We just posted a blog about Alzheimer’s Awareness Month coming up in November. Appropriately, November is also National Family Caregivers Month with a 2019 theme of #BeCareCurious, a nod to the empowerment of caregivers to ask questions and gather information to help them help the loved ones for whom they provide care.

For example, spouses, adult children, parents and other relatives as well as close friends may provide physical, emotional, financial or legal support to loved ones who are vulnerable because of advanced age, chronic illness, or physical or mental disability.

CaregiverAction.org recommends curiosity about:

  • Care goals: Try to get information from your loved one about what goals they have for treatment and care, even if it is difficult to discuss or for them to articulate.
  • Treatment: Be in constant communication with your loved one’s treatment providers to be aware of all options, especially developments in medical research.
  • Research: Understand your loved one’s medical diagnoses. Use reliable sources on the internet and discuss with their doctor how your relative or friend is impacted. Talk to your network of friends and family to get new ideas and information.
  • Care plans: When your loved one is hospitalized, be assertive about concrete planning for discharge, medication, medical procedures and other care concerns. Ask for training if you need it to provide care at home.
  • Insurance: Understand your loved one’s insurance coverage. If they need a change, look at Medicare, Medicaid, private insurance or any other government or private options. Research how to appeal coverage decisions with which you disagree.

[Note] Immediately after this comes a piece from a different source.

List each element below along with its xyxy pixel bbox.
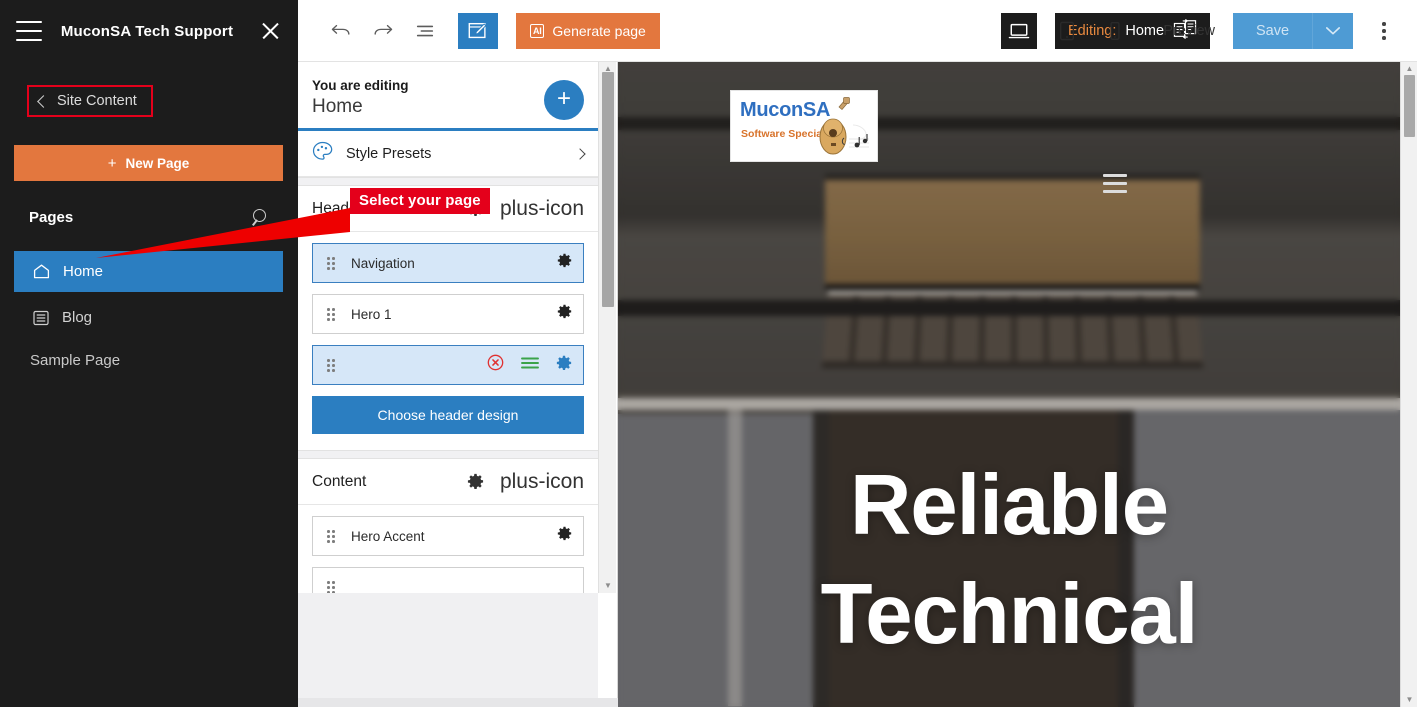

If you are a Colorado caregiver, whether you provide direct, physical support in the home or manage and monitor care within a residential facility, do not forget to care for yourself, too. Like they say at the beginning of a flight, put on your own oxygen mask first so you can help anyone depending on you. Support groups and therapists can help with the emotional challenges and stress load. Reach out to other friends and relatives for help or even a shoulder to lean on. Take advantage of the wisdom and knowledge of doctors, social workers and other experts.

And do not forget to talk to a lawyer about the legal protections you should put in place. Explore estate planning, guardianship or conservatorship, financial and medical powers of attorney, living wills, special-needs trusts, ABLE accounts and other vehicles that can empower you to better care for your loved one and plan for their future.